End the vulture culture

"Vulture fund" is a name given to a company that seeks to make profit by buying up "bad" debt at a cheap price, then trying to recover the full amount, often by suing through the courts.

Such companies often describe themselves as "distressed debt funds". Some target failing companies, but debt campaigners are concerned about those that target poor countries. Despite its poverty, Liberia has been one of the countries most heavily targeted. $357m , equivalent to 49% of its GDP, has been awarded against the country in recent years. Zambia is another sufferer. (There is more  explanation in this pdf file, and Private Eye is worth reading to keep up to date with the latest depradations.)

This was the background to a fringe meeting, arranged by the Jubilee Debt Campaign, at the Liberal Democrats Spring Conference in Birmingham last weekend. The sixty or more party activists (it was difficult to count how many had crammed into a too-small meeting room) were given both a brief history of the campaign (it was inspired by the ancient concept of one year in fifty in which sins were pardoned and debts remitted) and an authoritative overview of the current situation by guest speaker Vince Cable. Vince knows whereof he speaks, having worked for the Kenyan government, and written, or co-written, books on the subject.

A few myths were dispelled. The chief among them was that countries which had their debts cancelled immediately channelled the funds released to corrupt ministers. Overwhelmingly, the evidence is that tax previously wasted on interest on debt went straight to meet social needs, like schools and health provision.
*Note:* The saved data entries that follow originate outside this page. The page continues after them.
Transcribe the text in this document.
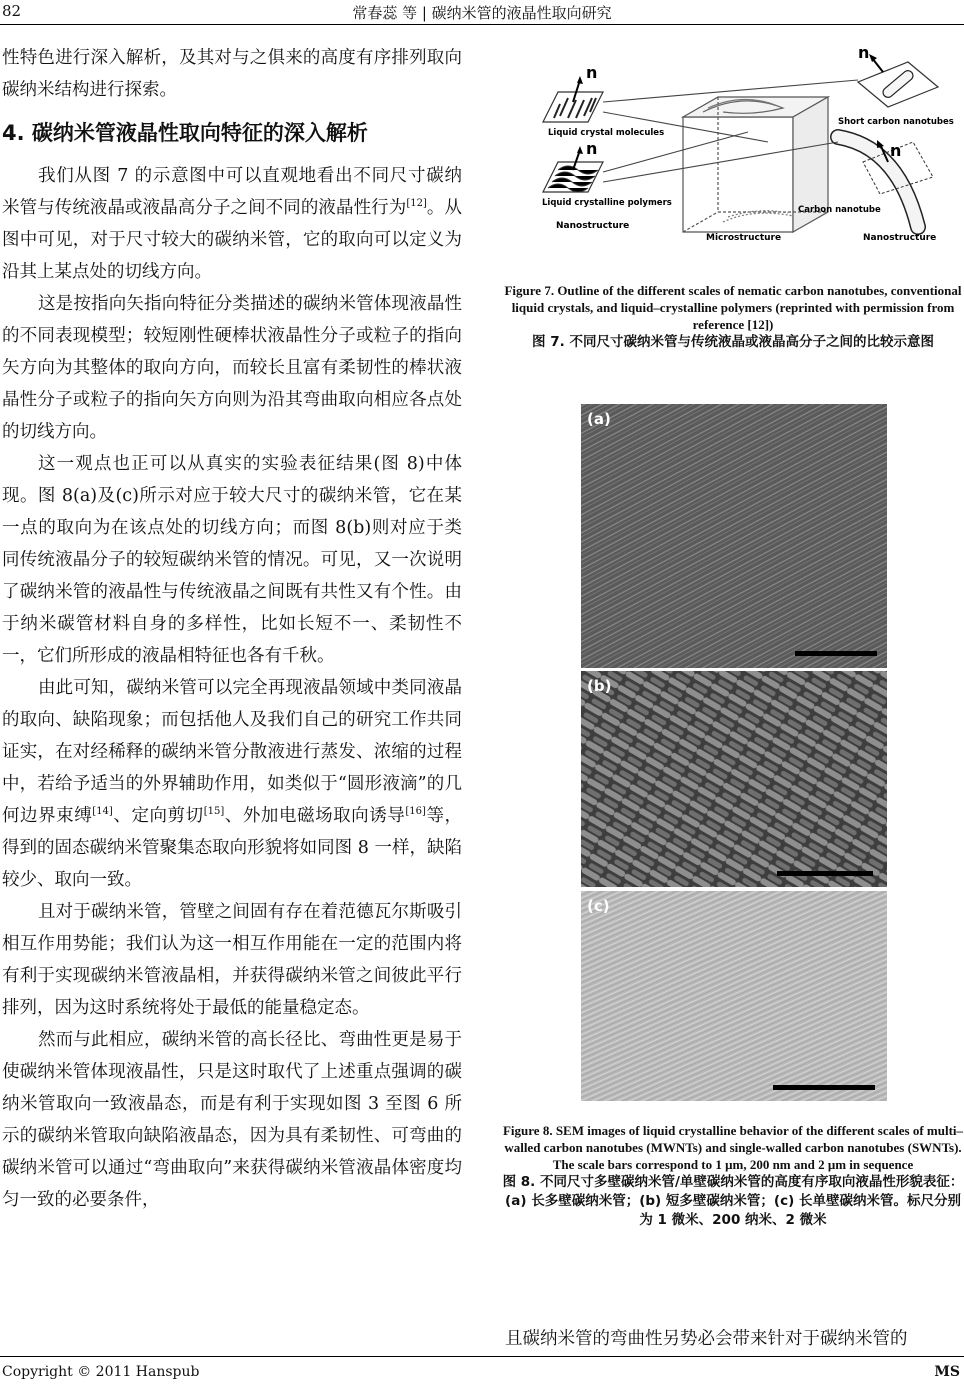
82	常春蕊 等 | 碳纳米管的液晶性取向研究

性特色进行深入解析，及其对与之俱来的高度有序排列取向碳纳米结构进行探索。

4. 碳纳米管液晶性取向特征的深入解析

我们从图 7 的示意图中可以直观地看出不同尺寸碳纳米管与传统液晶或液晶高分子之间不同的液晶性行为[12]。从图中可见，对于尺寸较大的碳纳米管，它的取向可以定义为沿其上某点处的切线方向。

这是按指向矢指向特征分类描述的碳纳米管体现液晶性的不同表现模型；较短刚性硬棒状液晶性分子或粒子的指向矢方向为其整体的取向方向，而较长且富有柔韧性的棒状液晶性分子或粒子的指向矢方向则为沿其弯曲取向相应各点处的切线方向。

这一观点也正可以从真实的实验表征结果(图 8)中体现。图 8(a)及(c)所示对应于较大尺寸的碳纳米管，它在某一点的取向为在该点处的切线方向；而图 8(b)则对应于类同传统液晶分子的较短碳纳米管的情况。可见，又一次说明了碳纳米管的液晶性与传统液晶之间既有共性又有个性。由于纳米碳管材料自身的多样性，比如长短不一、柔韧性不一，它们所形成的液晶相特征也各有千秋。

由此可知，碳纳米管可以完全再现液晶领域中类同液晶的取向、缺陷现象；而包括他人及我们自己的研究工作共同证实，在对经稀释的碳纳米管分散液进行蒸发、浓缩的过程中，若给予适当的外界辅助作用，如类似于“圆形液滴”的几何边界束缚[14]、定向剪切[15]、外加电磁场取向诱导[16]等，得到的固态碳纳米管聚集态取向形貌将如同图 8 一样，缺陷较少、取向一致。

且对于碳纳米管，管壁之间固有存在着范德瓦尔斯吸引相互作用势能；我们认为这一相互作用能在一定的范围内将有利于实现碳纳米管液晶相，并获得碳纳米管之间彼此平行排列，因为这时系统将处于最低的能量稳定态。

然而与此相应，碳纳米管的高长径比、弯曲性更是易于使碳纳米管体现液晶性，只是这时取代了上述重点强调的碳纳米管取向一致液晶态，而是有利于实现如图 3 至图 6 所示的碳纳米管取向缺陷液晶态，因为具有柔韧性、可弯曲的碳纳米管可以通过“弯曲取向”来获得碳纳米管液晶体密度均匀一致的必要条件，

n
Liquid crystal molecules
n
Liquid crystalline polymers
Nanostructure
Microstructure
n
Short carbon nanotubes
n
Carbon nanotube
Nanostructure
Figure 7. Outline of the different scales of nematic carbon nanotubes, conventional liquid crystals, and liquid–crystalline polymers (reprinted with permission from reference [12])
图 7. 不同尺寸碳纳米管与传统液晶或液晶高分子之间的比较示意图
(a)
(b)
(c)
Figure 8. SEM images of liquid crystalline behavior of the different scales of multi–walled carbon nanotubes (MWNTs) and single-walled carbon nanotubes (SWNTs). The scale bars correspond to 1 μm, 200 nm and 2 μm in sequence
图 8. 不同尺寸多壁碳纳米管/单壁碳纳米管的高度有序取向液晶性形貌表征：(a) 长多壁碳纳米管；(b) 短多壁碳纳米管；(c) 长单壁碳纳米管。标尺分别为 1 微米、200 纳米、2 微米
且碳纳米管的弯曲性另势必会带来针对于碳纳米管的
Copyright © 2011 Hanspub	MS
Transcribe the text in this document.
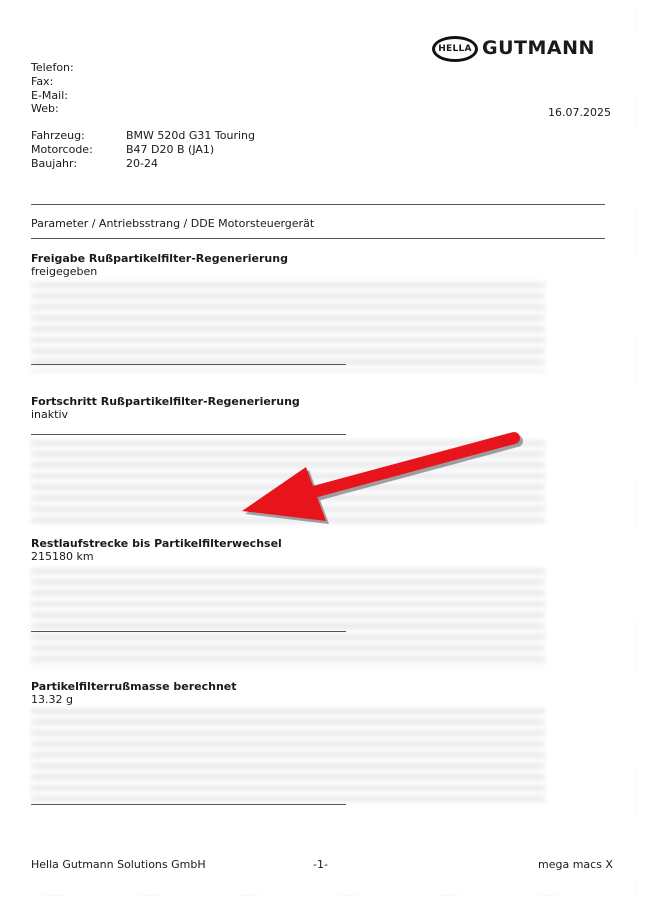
HELLA GUTMANN
Telefon:
Fax:
E-Mail:
Web:	16.07.2025
Fahrzeug:	BMW 520d G31 Touring
Motorcode:	B47 D20 B (JA1)
Baujahr:	20-24
Parameter / Antriebsstrang / DDE Motorsteuergerät
Freigabe Rußpartikelfilter-Regenerierung
freigegeben
Fortschritt Rußpartikelfilter-Regenerierung
inaktiv
Restlaufstrecke bis Partikelfilterwechsel
215180 km
Partikelfilterrußmasse berechnet
13.32 g
Hella Gutmann Solutions GmbH	-1-	mega macs X
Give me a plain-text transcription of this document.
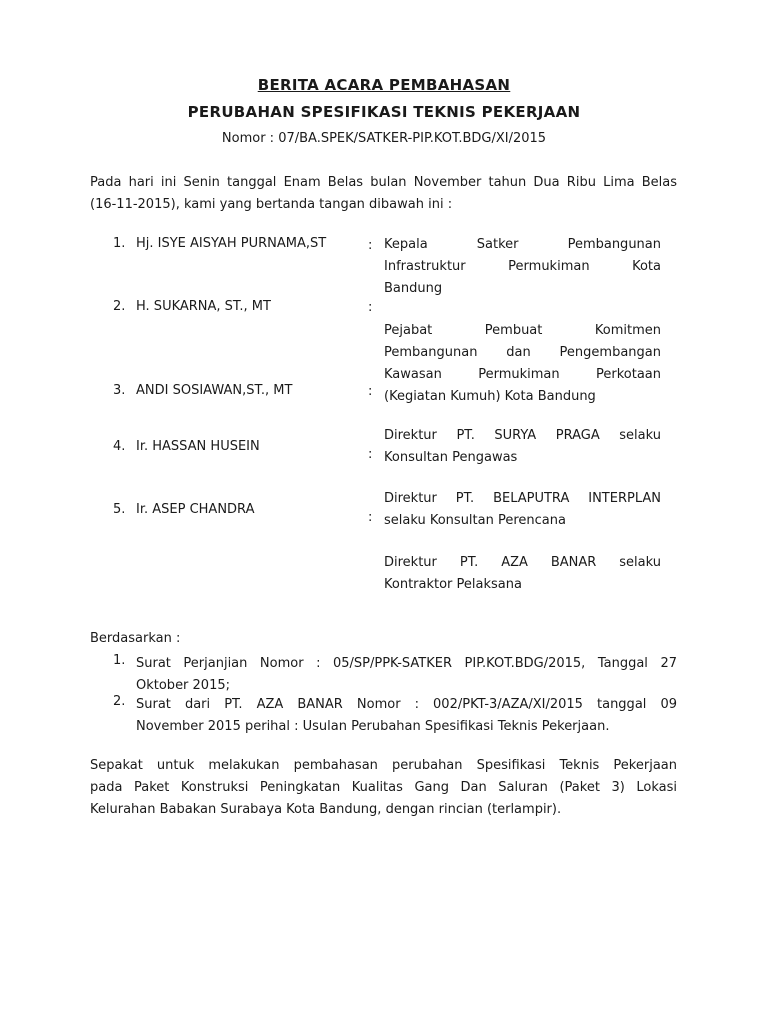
BERITA ACARA PEMBAHASAN
PERUBAHAN SPESIFIKASI TEKNIS PEKERJAAN
Nomor : 07/BA.SPEK/SATKER-PIP.KOT.BDG/XI/2015
Pada hari ini Senin tanggal Enam Belas bulan November tahun Dua Ribu Lima Belas
(16-11-2015), kami yang bertanda tangan dibawah ini :
1. Hj. ISYE AISYAH PURNAMA,ST
2. H. SUKARNA, ST., MT
3. ANDI SOSIAWAN,ST., MT
4. Ir. HASSAN HUSEIN
5. Ir. ASEP CHANDRA
:
:
:
:
:
Kepala Satker Pembangunan
Infrastruktur Permukiman Kota
Bandung
Pejabat Pembuat Komitmen
Pembangunan dan Pengembangan
Kawasan Permukiman Perkotaan
(Kegiatan Kumuh) Kota Bandung
Direktur PT. SURYA PRAGA selaku
Konsultan Pengawas
Direktur PT. BELAPUTRA INTERPLAN
selaku Konsultan Perencana
Direktur PT. AZA BANAR selaku
Kontraktor Pelaksana
Berdasarkan :
1. Surat Perjanjian Nomor : 05/SP/PPK-SATKER PIP.KOT.BDG/2015, Tanggal 27
Oktober 2015;
2. Surat dari PT. AZA BANAR Nomor : 002/PKT-3/AZA/XI/2015 tanggal 09
November 2015 perihal : Usulan Perubahan Spesifikasi Teknis Pekerjaan.
Sepakat untuk melakukan pembahasan perubahan Spesifikasi Teknis Pekerjaan
pada Paket Konstruksi Peningkatan Kualitas Gang Dan Saluran (Paket 3) Lokasi
Kelurahan Babakan Surabaya Kota Bandung, dengan rincian (terlampir).
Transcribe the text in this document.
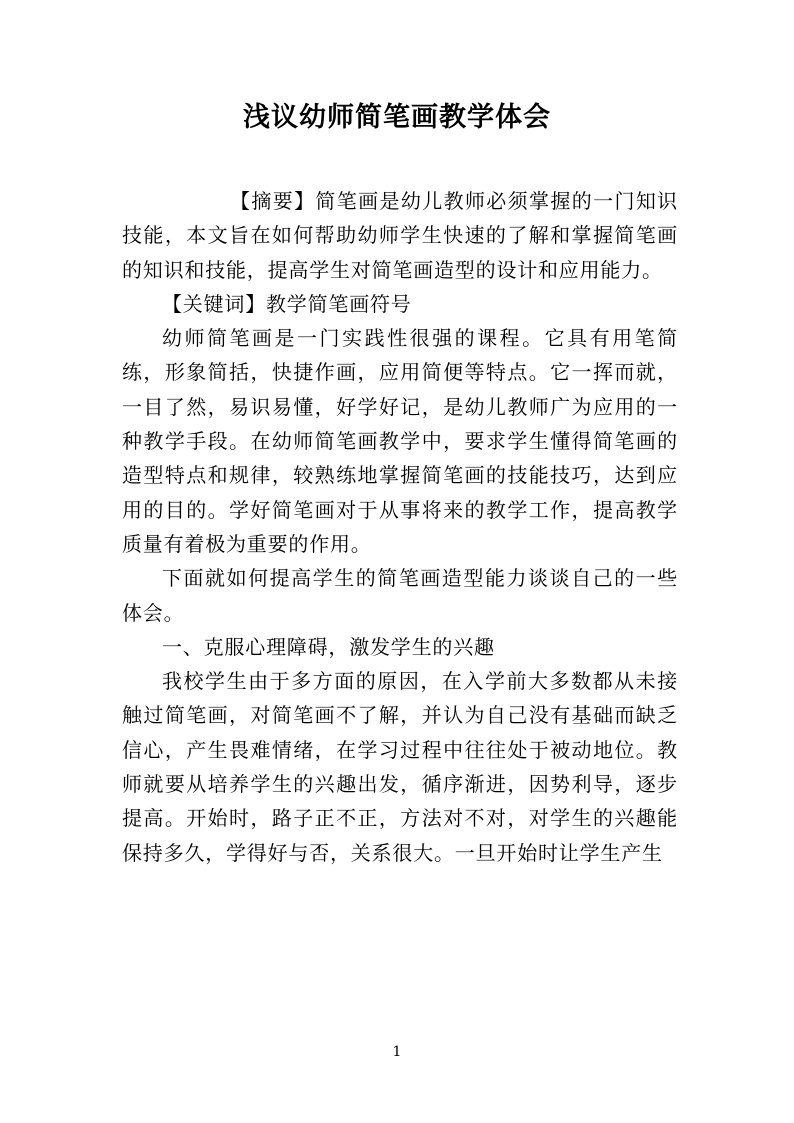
浅议幼师简笔画教学体会

【摘要】简笔画是幼儿教师必须掌握的一门知识技能，本文旨在如何帮助幼师学生快速的了解和掌握简笔画的知识和技能，提高学生对简笔画造型的设计和应用能力。

【关键词】教学简笔画符号

幼师简笔画是一门实践性很强的课程。它具有用笔简练，形象简括，快捷作画，应用简便等特点。它一挥而就，一目了然，易识易懂，好学好记，是幼儿教师广为应用的一种教学手段。在幼师简笔画教学中，要求学生懂得简笔画的造型特点和规律，较熟练地掌握简笔画的技能技巧，达到应用的目的。学好简笔画对于从事将来的教学工作，提高教学质量有着极为重要的作用。

下面就如何提高学生的简笔画造型能力谈谈自己的一些体会。

一、克服心理障碍，激发学生的兴趣

我校学生由于多方面的原因，在入学前大多数都从未接触过简笔画，对简笔画不了解，并认为自己没有基础而缺乏信心，产生畏难情绪，在学习过程中往往处于被动地位。教师就要从培养学生的兴趣出发，循序渐进，因势利导，逐步提高。开始时，路子正不正，方法对不对，对学生的兴趣能保持多久，学得好与否，关系很大。一旦开始时让学生产生

1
Conservative shame. Labour's Sally Keeble, with support from all sides of the House of Commons, introduced the Debt Relief (Developing Countries) Bill, designed to curb the activities of vulture funds. It seeks to ensure that creditors cannot pursue debt repayment beyond the level assessed as fair and sustainable by the World Bank. Being a private member's bill, it requires parliamentary time, which was denied it by Christopher Chope, the Conservative MP for Christchurch. There were suggestions at the weekend that there were other Conservative MPs who were interested in seeing the Bill run out of time, and that Chope was just the front man.